People need to step back for a moment and re-connect with some general bureaucratic truths:
1. This has almost always happened at DOE when one boss left and a new one came in. The top levels of folks abandoned ship because they were tied to the ideology and plans of the old boss. The new boss would delineate some new vision and immediately hire some strong apostles of that vision--from inside or outside Delaware. If you go back and look, you will find that this has occurred--at least--since Pat Forgione left in the mid-1990s. Mike Ferguson quietly replaced key people; Iris Metts brought in a bunch of Little Red Schoolhouse advocates; Valerie Woodruff and Lillian Lowery likewise hired their own senior people--all these folks left immediately thereafter.
2. This large-scale coming and going has been both (a) exceptionally disruptive to public education in Delaware because it throws DOE into turmoil for six months to a year every time it happens; and (b) pretty predictable as the result of making the former State Superintendent position (hired by State Board) into a cabinet-level political appointment. Nobody but Valerie Woodruff who has held the position in the past two decades has had ANY long-term commitment to Delaware public eduation, nor have most of their functionaries. Even the people hired within Delaware usually cannot scamper back out of DOE to their old districts fast enough when the guard changes.

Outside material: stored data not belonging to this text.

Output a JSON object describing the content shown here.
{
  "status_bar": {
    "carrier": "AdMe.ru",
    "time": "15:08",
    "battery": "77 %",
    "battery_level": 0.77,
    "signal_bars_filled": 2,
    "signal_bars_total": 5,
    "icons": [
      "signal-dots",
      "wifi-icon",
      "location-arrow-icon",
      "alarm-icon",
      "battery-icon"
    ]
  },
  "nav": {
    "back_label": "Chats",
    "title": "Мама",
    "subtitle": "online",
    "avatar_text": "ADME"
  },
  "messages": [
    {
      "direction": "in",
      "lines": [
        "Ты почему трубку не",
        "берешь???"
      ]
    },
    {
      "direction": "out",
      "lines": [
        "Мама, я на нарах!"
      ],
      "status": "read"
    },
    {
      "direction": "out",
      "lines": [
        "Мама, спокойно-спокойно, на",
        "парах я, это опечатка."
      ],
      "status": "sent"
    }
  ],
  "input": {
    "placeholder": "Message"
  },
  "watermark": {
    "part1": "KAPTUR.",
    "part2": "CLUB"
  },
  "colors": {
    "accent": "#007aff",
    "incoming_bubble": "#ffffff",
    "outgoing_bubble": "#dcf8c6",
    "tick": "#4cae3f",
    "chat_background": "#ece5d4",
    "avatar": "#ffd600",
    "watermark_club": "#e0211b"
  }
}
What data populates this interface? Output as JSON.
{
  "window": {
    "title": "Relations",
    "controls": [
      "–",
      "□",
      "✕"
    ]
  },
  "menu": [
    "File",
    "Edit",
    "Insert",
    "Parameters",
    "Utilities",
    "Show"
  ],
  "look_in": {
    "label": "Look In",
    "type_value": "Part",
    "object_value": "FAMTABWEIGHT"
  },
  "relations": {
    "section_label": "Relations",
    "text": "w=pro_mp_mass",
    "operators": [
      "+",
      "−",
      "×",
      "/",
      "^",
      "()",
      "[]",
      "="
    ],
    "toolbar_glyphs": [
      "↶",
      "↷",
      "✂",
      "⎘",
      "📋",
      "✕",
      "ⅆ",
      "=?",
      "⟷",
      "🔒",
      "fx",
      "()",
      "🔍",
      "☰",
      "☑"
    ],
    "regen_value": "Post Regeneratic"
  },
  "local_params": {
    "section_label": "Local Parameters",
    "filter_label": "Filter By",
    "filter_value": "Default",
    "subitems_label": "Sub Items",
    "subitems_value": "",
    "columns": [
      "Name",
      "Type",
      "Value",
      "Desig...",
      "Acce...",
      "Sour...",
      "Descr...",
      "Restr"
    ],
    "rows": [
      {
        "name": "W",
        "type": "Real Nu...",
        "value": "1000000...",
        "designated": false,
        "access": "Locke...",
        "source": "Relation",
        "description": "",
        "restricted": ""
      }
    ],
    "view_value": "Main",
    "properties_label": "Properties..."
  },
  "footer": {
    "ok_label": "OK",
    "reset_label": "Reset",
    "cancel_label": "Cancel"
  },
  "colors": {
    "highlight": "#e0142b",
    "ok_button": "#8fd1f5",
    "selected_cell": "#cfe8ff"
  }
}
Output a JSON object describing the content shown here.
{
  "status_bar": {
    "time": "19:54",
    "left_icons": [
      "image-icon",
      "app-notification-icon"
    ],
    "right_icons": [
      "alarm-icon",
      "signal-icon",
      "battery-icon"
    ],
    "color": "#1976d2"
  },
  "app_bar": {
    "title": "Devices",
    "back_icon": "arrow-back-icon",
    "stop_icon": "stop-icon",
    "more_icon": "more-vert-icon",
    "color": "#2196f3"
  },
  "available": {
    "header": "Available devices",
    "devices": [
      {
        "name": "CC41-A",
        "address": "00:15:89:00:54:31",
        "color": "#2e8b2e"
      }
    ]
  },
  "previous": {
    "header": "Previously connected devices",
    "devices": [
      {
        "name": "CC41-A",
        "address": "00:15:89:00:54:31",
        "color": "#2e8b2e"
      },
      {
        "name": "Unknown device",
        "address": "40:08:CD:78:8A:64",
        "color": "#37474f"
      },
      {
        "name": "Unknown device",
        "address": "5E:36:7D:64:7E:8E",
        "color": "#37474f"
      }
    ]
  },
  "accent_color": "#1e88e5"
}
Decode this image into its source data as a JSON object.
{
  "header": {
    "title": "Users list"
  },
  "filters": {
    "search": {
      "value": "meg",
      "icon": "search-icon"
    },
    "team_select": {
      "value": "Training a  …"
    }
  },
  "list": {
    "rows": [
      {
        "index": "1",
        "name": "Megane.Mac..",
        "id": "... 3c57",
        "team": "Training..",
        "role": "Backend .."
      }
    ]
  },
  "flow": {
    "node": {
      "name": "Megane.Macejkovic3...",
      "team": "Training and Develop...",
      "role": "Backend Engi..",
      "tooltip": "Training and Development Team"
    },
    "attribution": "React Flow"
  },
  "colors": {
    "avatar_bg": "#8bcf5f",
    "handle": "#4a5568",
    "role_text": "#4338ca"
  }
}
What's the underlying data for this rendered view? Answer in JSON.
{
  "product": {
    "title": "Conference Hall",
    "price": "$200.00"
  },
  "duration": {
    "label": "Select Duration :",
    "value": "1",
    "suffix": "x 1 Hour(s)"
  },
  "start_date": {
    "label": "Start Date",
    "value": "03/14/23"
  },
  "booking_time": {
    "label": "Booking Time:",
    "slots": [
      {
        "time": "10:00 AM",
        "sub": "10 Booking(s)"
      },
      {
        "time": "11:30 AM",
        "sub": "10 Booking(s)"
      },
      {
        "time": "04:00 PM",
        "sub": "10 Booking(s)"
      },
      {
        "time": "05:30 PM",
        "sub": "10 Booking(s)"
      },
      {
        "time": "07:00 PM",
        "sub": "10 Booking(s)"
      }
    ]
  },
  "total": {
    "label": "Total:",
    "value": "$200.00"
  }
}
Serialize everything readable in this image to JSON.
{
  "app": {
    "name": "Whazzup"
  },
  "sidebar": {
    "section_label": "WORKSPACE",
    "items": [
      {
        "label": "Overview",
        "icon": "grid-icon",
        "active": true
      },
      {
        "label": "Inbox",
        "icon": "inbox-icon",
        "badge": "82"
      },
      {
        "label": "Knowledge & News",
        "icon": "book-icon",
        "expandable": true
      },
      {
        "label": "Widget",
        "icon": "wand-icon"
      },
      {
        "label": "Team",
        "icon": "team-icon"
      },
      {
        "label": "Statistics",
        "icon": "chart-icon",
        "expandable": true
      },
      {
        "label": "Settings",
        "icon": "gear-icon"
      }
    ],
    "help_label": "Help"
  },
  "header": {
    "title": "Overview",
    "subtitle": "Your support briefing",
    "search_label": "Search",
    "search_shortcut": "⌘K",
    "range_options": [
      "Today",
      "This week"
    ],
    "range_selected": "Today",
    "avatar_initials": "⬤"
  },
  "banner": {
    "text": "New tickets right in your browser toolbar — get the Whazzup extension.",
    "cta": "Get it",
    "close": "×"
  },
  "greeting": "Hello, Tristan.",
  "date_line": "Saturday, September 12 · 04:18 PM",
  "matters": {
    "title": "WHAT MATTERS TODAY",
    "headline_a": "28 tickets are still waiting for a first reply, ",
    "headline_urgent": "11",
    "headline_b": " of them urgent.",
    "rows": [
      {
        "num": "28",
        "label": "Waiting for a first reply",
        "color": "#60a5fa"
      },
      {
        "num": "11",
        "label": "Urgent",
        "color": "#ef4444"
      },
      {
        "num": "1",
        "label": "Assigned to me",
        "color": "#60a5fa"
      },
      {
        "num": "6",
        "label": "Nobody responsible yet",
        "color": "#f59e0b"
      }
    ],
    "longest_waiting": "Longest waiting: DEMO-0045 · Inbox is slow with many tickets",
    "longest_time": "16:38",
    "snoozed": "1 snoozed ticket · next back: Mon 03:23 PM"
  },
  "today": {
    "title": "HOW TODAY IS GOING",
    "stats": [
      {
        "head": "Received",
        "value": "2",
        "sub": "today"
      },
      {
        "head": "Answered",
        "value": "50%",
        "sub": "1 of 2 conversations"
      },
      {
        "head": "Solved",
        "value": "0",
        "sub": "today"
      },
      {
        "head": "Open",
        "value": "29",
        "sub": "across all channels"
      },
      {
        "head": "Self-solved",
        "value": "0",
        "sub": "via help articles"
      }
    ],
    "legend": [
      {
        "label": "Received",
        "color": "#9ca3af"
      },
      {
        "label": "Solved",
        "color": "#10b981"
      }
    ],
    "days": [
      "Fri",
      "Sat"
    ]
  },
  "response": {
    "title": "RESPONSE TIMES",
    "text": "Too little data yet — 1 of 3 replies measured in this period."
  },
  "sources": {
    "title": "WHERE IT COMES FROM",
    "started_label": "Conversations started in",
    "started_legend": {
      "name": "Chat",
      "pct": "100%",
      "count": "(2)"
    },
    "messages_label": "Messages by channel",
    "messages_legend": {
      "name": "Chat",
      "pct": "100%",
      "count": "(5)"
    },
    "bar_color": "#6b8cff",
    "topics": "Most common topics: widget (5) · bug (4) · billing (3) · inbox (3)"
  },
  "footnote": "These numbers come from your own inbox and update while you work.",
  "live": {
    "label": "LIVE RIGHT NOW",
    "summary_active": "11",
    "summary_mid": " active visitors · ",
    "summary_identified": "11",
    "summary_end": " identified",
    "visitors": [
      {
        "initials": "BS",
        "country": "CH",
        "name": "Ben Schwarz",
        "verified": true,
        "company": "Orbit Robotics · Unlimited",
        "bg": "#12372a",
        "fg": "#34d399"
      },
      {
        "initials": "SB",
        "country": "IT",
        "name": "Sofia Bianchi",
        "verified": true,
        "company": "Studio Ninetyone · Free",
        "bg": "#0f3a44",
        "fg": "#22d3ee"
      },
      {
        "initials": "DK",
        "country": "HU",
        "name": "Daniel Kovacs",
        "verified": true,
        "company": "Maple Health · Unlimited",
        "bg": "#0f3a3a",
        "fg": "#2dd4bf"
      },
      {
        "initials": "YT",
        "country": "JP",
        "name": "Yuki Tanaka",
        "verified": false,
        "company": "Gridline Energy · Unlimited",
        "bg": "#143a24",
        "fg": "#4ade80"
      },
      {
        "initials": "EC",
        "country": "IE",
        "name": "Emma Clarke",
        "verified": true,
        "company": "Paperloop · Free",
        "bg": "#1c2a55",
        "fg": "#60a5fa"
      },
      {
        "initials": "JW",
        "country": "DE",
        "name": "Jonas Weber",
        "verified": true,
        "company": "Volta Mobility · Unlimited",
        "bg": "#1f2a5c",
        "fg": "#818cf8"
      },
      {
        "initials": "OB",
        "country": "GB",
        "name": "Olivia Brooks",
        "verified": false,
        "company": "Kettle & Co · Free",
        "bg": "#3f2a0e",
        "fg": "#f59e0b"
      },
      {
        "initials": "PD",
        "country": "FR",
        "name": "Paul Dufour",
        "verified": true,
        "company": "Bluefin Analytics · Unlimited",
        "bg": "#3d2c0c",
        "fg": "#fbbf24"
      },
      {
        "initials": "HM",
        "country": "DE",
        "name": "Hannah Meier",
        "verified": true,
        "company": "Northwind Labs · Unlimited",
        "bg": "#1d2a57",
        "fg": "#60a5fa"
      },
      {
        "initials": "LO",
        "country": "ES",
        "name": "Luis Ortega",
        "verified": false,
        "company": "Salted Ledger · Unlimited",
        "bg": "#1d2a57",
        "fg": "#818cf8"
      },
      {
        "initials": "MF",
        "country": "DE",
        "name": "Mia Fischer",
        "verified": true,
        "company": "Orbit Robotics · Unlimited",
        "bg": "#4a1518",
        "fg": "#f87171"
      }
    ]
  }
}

3. While we could usually expect DOE to go into a holding pattern with new Ed Sec Mark Murphy, such will probably not be the case, as he comes with a pre-established agenda (RTTT and V2015) and lots of people have been prepared, waiting in the wings as it were, to come onboard in those positions. Whereas most of the former Secretaries of Education had to hit the ground, build support for a vision, and then assemble a team, Mark Murphy comes pre-packaged with all that, courtesy of ed reform in Delaware. So you can expect this transition to be quicker (but just as messy) than previous ones.
However, that is not necessarily a good thing. Most prior SecEds actually had to "sell" their vision to the 19 superintendents who--as a group--used to have the ability to act as a structural and political counterweight to the DE SecED if they really did not like what was being forced down their throats. Such is not the case any more. Lillian Lowery perfected the practice of isolating district leaders (both superintendents and school board members) who did not fall into line, and effectively destroyed the cohesion of any resistance to the Sec Ed's (and therefore the Governor's) education agenda. That "club" of the 19 current (and assorted former) superintendents has been fragmented and stripped of 99% of its political power outside the narrow boundaries of the individual districts.
In other words, when a new SecEd came to town there also used to be a period of public discourse and even relatively thoughtful debate on "Where should we go from here?"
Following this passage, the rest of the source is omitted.